From Chicago to Vietnam: A Memoir of War
Inkwater Press (2016)
Reviewed by Ben Green for Reader Views (12/16)
In high school, I read everything I could find on Vietnam. Something about guerrilla warfare and military history always interested me and still does, so getting to read Michael Duffy's memoir was quite interesting. It gives the reader a unique chance to get the point of view from an officer's perspective in the field, something rather rare. “From Chicago to Vietnam: A Memoir of War” chronologically follows the author’s experience from the day he sets foot in Vietnam until he arrives at Colorado College, a veteran ready to start school.
Michael Duffy's writing style is solid though it suffers slightly from a “that, this, then that” style often favored by military writers. This is not a significant issue and even with it, Duffy's ability to take small moments and make the reader connect with them is no small feat and makes the book worth reading for anyone looking to get a glimpse into the Vietnam War and the military experiences of the time. The important thing to keep in mind is that this is a memoir and it very much reads like one.
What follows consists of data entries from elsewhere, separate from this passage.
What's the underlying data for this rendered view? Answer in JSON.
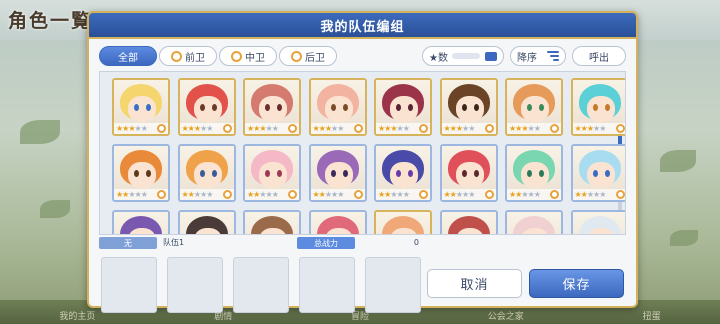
{
  "background": {
    "title": "角色一覧",
    "bottom_nav": [
      "我的主页",
      "剧情",
      "冒险",
      "公会之家",
      "扭蛋"
    ]
  },
  "dialog": {
    "title": "我的队伍编组"
  },
  "filter": {
    "tabs": [
      {
        "label": "全部",
        "active": true
      },
      {
        "label": "前卫",
        "active": false
      },
      {
        "label": "中卫",
        "active": false
      },
      {
        "label": "后卫",
        "active": false
      }
    ],
    "sort_field": "★数",
    "sort_order": "降序",
    "call_button": "呼出"
  },
  "roster": {
    "cards": [
      {
        "hair": "#f4d56e",
        "eye": "#3a6fc4",
        "frame": "gold",
        "stars": 3
      },
      {
        "hair": "#e2524a",
        "eye": "#6d3a2a",
        "frame": "gold",
        "stars": 3
      },
      {
        "hair": "#d47a6e",
        "eye": "#6d2d2d",
        "frame": "gold",
        "stars": 3
      },
      {
        "hair": "#f2b3a0",
        "eye": "#7a4d2a",
        "frame": "gold",
        "stars": 3
      },
      {
        "hair": "#9b3449",
        "eye": "#5a2233",
        "frame": "gold",
        "stars": 3
      },
      {
        "hair": "#6b4428",
        "eye": "#3a2618",
        "frame": "gold",
        "stars": 3
      },
      {
        "hair": "#e79b5a",
        "eye": "#3a8c5a",
        "frame": "gold",
        "stars": 3
      },
      {
        "hair": "#5bd0d6",
        "eye": "#c47a2a",
        "frame": "gold",
        "stars": 3
      },
      {
        "hair": "#e88a3a",
        "eye": "#5a3a1a",
        "frame": "blue",
        "stars": 2
      },
      {
        "hair": "#f0a24a",
        "eye": "#3a5a9a",
        "frame": "blue",
        "stars": 2
      },
      {
        "hair": "#f4b8c6",
        "eye": "#9a3a5a",
        "frame": "blue",
        "stars": 2
      },
      {
        "hair": "#9a6ab8",
        "eye": "#3a2a5a",
        "frame": "blue",
        "stars": 2
      },
      {
        "hair": "#4a4aa8",
        "eye": "#6a3aa8",
        "frame": "blue",
        "stars": 2
      },
      {
        "hair": "#e0505a",
        "eye": "#5a2a2a",
        "frame": "blue",
        "stars": 2
      },
      {
        "hair": "#7ad6b0",
        "eye": "#2a7a5a",
        "frame": "blue",
        "stars": 2
      },
      {
        "hair": "#a8dcf0",
        "eye": "#3a6ac4",
        "frame": "blue",
        "stars": 2
      },
      {
        "hair": "#7a58b0",
        "eye": "#3a2a5a",
        "frame": "blue",
        "stars": 0
      },
      {
        "hair": "#4a3a38",
        "eye": "#2a2a2a",
        "frame": "blue",
        "stars": 0
      },
      {
        "hair": "#9a6a4a",
        "eye": "#4a2a1a",
        "frame": "blue",
        "stars": 0
      },
      {
        "hair": "#e06a7a",
        "eye": "#5a2a2a",
        "frame": "blue",
        "stars": 0
      },
      {
        "hair": "#f0a878",
        "eye": "#5a3a2a",
        "frame": "gold",
        "stars": 0
      },
      {
        "hair": "#c0504a",
        "eye": "#4a2a2a",
        "frame": "blue",
        "stars": 0
      },
      {
        "hair": "#f0d0d0",
        "eye": "#8a4a5a",
        "frame": "blue",
        "stars": 0
      },
      {
        "hair": "#e0e8f0",
        "eye": "#4a6a8a",
        "frame": "blue",
        "stars": 0
      }
    ]
  },
  "team": {
    "left_label": "无",
    "name": "队伍1",
    "power_label": "总战力",
    "power_value": "0",
    "slots": 5
  },
  "buttons": {
    "cancel": "取消",
    "save": "保存"
  }
}
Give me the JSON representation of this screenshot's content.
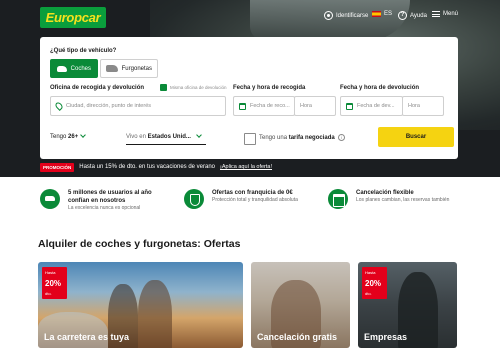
{
  "header": {
    "logo": "Europcar",
    "login_label": "Identificarse",
    "language": "ES",
    "help_label": "Ayuda",
    "menu_label": "Menú"
  },
  "booking": {
    "vehicle_type_question": "¿Qué tipo de vehículo?",
    "vehicle_types": [
      {
        "label": "Coches",
        "selected": true
      },
      {
        "label": "Furgonetas",
        "selected": false
      }
    ],
    "pickup_label": "Oficina de recogida y devolución",
    "same_office_label": "Misma oficina de devolución",
    "pickup_placeholder": "Ciudad, dirección, punto de interés",
    "pickup_datetime_label": "Fecha y hora de recogida",
    "pickup_date_placeholder": "Fecha de reco...",
    "pickup_time_placeholder": "Hora",
    "return_datetime_label": "Fecha y hora de devolución",
    "return_date_placeholder": "Fecha de dev...",
    "return_time_placeholder": "Hora",
    "age_prefix": "Tengo",
    "age_value": "26+",
    "residence_prefix": "Vivo en",
    "residence_value": "Estados Unid...",
    "negotiated_prefix": "Tengo una",
    "negotiated_bold": "tarifa negociada",
    "search_label": "Buscar"
  },
  "promo": {
    "tag": "PROMOCIÓN",
    "text": "Hasta un 15% de dto. en tus vacaciones de verano",
    "link": "¡Aplica aquí la oferta!"
  },
  "benefits": [
    {
      "icon": "car-icon",
      "title": "5 millones de usuarios al año confían en nosotros",
      "subtitle": "La excelencia nunca es opcional"
    },
    {
      "icon": "shield-check-icon",
      "title": "Ofertas con franquicia de 0€",
      "subtitle": "Protección total y tranquilidad absoluta"
    },
    {
      "icon": "calendar-icon",
      "title": "Cancelación flexible",
      "subtitle": "Los planes cambian, las reservas también"
    }
  ],
  "offers_title": "Alquiler de coches y furgonetas: Ofertas",
  "offers": [
    {
      "badge_top": "Hasta",
      "badge_pct": "20%",
      "badge_bottom": "dto.",
      "title": "La carretera es tuya"
    },
    {
      "title": "Cancelación gratis"
    },
    {
      "badge_top": "Hasta",
      "badge_pct": "20%",
      "badge_bottom": "dto.",
      "title": "Empresas"
    }
  ],
  "colors": {
    "brand_green": "#0a8a38",
    "logo_yellow": "#f5e11d",
    "cta_yellow": "#f5d311",
    "promo_red": "#e3001b",
    "hero_dark": "#1b1e21"
  }
}
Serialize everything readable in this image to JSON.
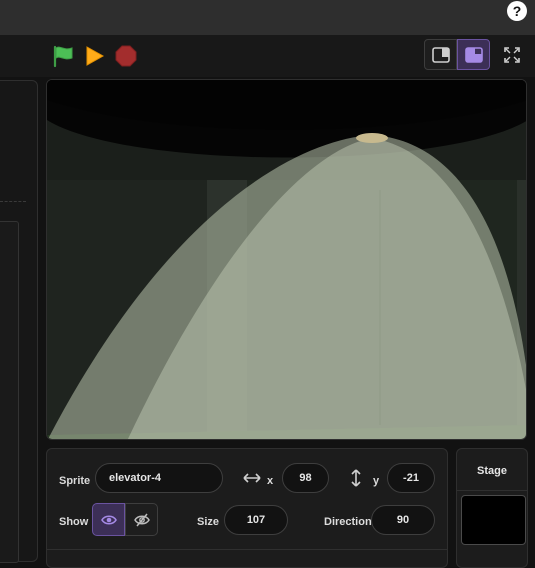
{
  "header": {
    "help_label": "?"
  },
  "controls": {
    "green_flag_icon": "green-flag-icon",
    "play_icon": "play-icon",
    "stop_icon": "stop-icon"
  },
  "view_modes": {
    "small_stage_icon": "small-stage-icon",
    "large_stage_icon": "large-stage-icon",
    "fullscreen_icon": "fullscreen-icon"
  },
  "sprite_info": {
    "sprite_label": "Sprite",
    "sprite_name": "elevator-4",
    "x_label": "x",
    "x_value": "98",
    "y_label": "y",
    "y_value": "-21",
    "show_label": "Show",
    "size_label": "Size",
    "size_value": "107",
    "direction_label": "Direction",
    "direction_value": "90"
  },
  "stage_panel": {
    "title": "Stage"
  },
  "colors": {
    "accent_purple": "#855cd6",
    "flag_green": "#4cbf56",
    "play_orange": "#ffab19",
    "stop_red": "#a32d2d"
  }
}
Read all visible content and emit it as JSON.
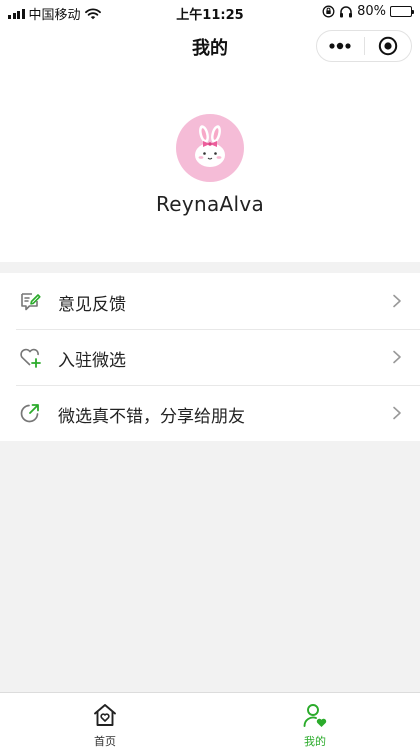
{
  "status_bar": {
    "carrier": "中国移动",
    "time": "上午11:25",
    "battery": "80%",
    "battery_level": 0.8
  },
  "nav": {
    "title": "我的",
    "more_icon": "more-dots-icon",
    "close_icon": "target-circle-icon"
  },
  "profile": {
    "username": "ReynaAlva",
    "avatar_icon": "bunny-avatar"
  },
  "menu": [
    {
      "label": "意见反馈",
      "icon": "feedback-edit-icon"
    },
    {
      "label": "入驻微选",
      "icon": "heart-plus-icon"
    },
    {
      "label": "微选真不错，分享给朋友",
      "icon": "share-arrow-icon"
    }
  ],
  "tabbar": {
    "items": [
      {
        "label": "首页",
        "icon": "home-heart-icon",
        "active": false
      },
      {
        "label": "我的",
        "icon": "user-heart-icon",
        "active": true
      }
    ]
  },
  "colors": {
    "accent": "#2bab2b",
    "avatar_bg": "#f5bcd7",
    "page_bg": "#f2f2f2"
  }
}
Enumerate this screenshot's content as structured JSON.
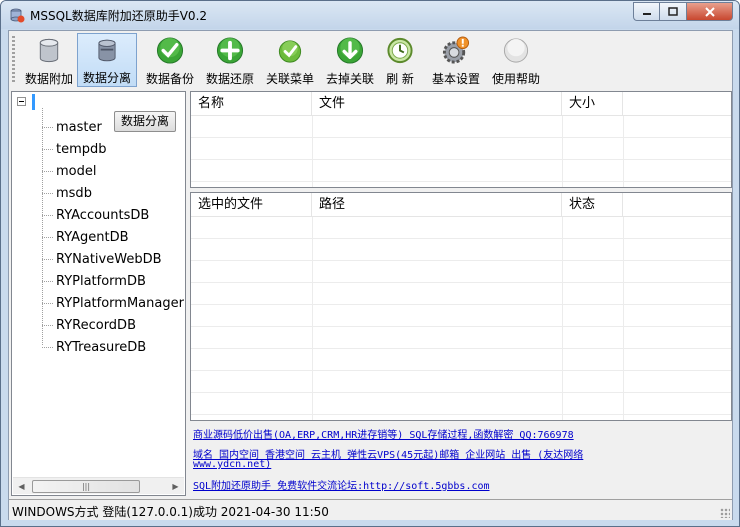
{
  "window": {
    "title": "MSSQL数据库附加还原助手V0.2"
  },
  "toolbar": {
    "buttons": [
      {
        "label": "数据附加",
        "icon": "database-attach-icon"
      },
      {
        "label": "数据分离",
        "icon": "database-detach-icon",
        "active": true
      },
      {
        "label": "数据备份",
        "icon": "green-check-icon"
      },
      {
        "label": "数据还原",
        "icon": "green-plus-icon"
      },
      {
        "label": "关联菜单",
        "icon": "small-check-icon"
      },
      {
        "label": "去掉关联",
        "icon": "green-down-arrow-icon"
      },
      {
        "label": "刷 新",
        "icon": "refresh-clock-icon"
      },
      {
        "label": "基本设置",
        "icon": "settings-gear-icon"
      },
      {
        "label": "使用帮助",
        "icon": "help-circle-icon"
      }
    ]
  },
  "tree": {
    "items": [
      "master",
      "tempdb",
      "model",
      "msdb",
      "RYAccountsDB",
      "RYAgentDB",
      "RYNativeWebDB",
      "RYPlatformDB",
      "RYPlatformManagerDB",
      "RYRecordDB",
      "RYTreasureDB"
    ],
    "context_button": "数据分离"
  },
  "files_grid": {
    "columns": [
      "名称",
      "文件",
      "大小"
    ]
  },
  "selected_grid": {
    "columns": [
      "选中的文件",
      "路径",
      "状态"
    ]
  },
  "links": [
    "商业源码低价出售(OA,ERP,CRM,HR进存销等) SQL存储过程,函数解密 QQ:766978",
    "域名 国内空间 香港空间 云主机 弹性云VPS(45元起)邮箱 企业网站 出售 (友达网络",
    "www.ydcn.net)",
    "SQL附加还原助手  免费软件交流论坛:http://soft.5gbbs.com"
  ],
  "status": {
    "text": "WINDOWS方式 登陆(127.0.0.1)成功 2021-04-30 11:50"
  },
  "colors": {
    "accent": "#3399ff",
    "link": "#0000cc",
    "green": "#3aa536"
  }
}
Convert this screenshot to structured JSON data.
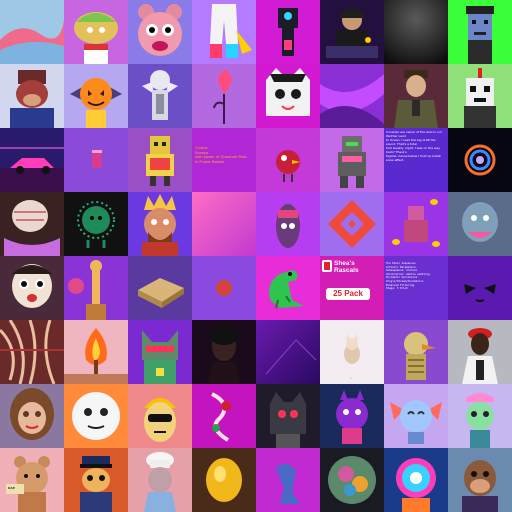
{
  "colors": {
    "background": "#1a1027",
    "magenta": "#c218d9",
    "purple": "#7a3cd6",
    "pink": "#ff4fd8",
    "blue": "#2a63ff"
  },
  "tiles": {
    "r3c3": {
      "lines": [
        "Cryptic",
        "Shaayo",
        "",
        "with power of Quantum Pass",
        "in Purple Robots"
      ]
    },
    "r3c6": {
      "lines": [
        "Consider are owner of the land in our Panther Land",
        "to Ocean. I read the big draft the sound. That's a total",
        "bird weekly, night. I was on the way back? There's",
        "tagline. Cause below I hold up ballet snow effect."
      ]
    },
    "r5c6": {
      "title_line1": "Shea's",
      "title_line2": "Rascals",
      "pack_label": "25 Pack"
    },
    "r5c7": {
      "lines": [
        "The Eskin Sequences",
        "Cofnetic Parameters",
        "Subsequence: Initial",
        "Calibration: Gentle wobbling",
        "Chromatic Variations",
        "Origin/Stream/Chromatics",
        "Enhanced Filtering",
        "Stage: 3 Pilot"
      ]
    },
    "r6c5": {
      "caption": "•"
    },
    "r7c0": {
      "badge": "DAP"
    }
  }
}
If you are looking for something with more of a plot or storyline in the background then this is probably not the story for you. “From Chicago to Vietnam” is more like a well-written journal than an actual story. This does not make it any less interesting to read, although at some point I began to ask myself why the author's experience in Vietnam was any more important than anyone else's. This is the one question the book never really answers, and I spent much of the first several chapters waiting for the author to connect himself with some specific event or memorable moment in the war. Unfortunately, this never happened and I think if it had it would have really made a huge impact on the book overall.
In the end, Micheal Duffy's “From Chicago to Vietnam: A Memoir of War” is exactly what it claims to be. Though Duffy's writing connects with the reader and draws you into the experience, it is lacking any connecting plot or theme, other than the Vietnam War. Don't get me wrong—I liked this book—I just wanted to like it more. “From Chicago to Vietnam” is an example of what happens when you try to make up for lack of plot with excellent writing and some really interesting highlights. With that being said, the book is still worth reading for anyone interested in the Vietnam War and the experiences of the soldiers who were there. I personally really enjoyed being able to get into the head of a young, non-career officer. Usually when we read from the perspectives of officers, it's those famous ones who have retired as old men and made a name for themselves in war. This book has a very different and perhaps more valuable insight. At the very least, it is a much rarer one. I give the book four out of five stars, as it is a meaningful work that is exactly what it claims to be.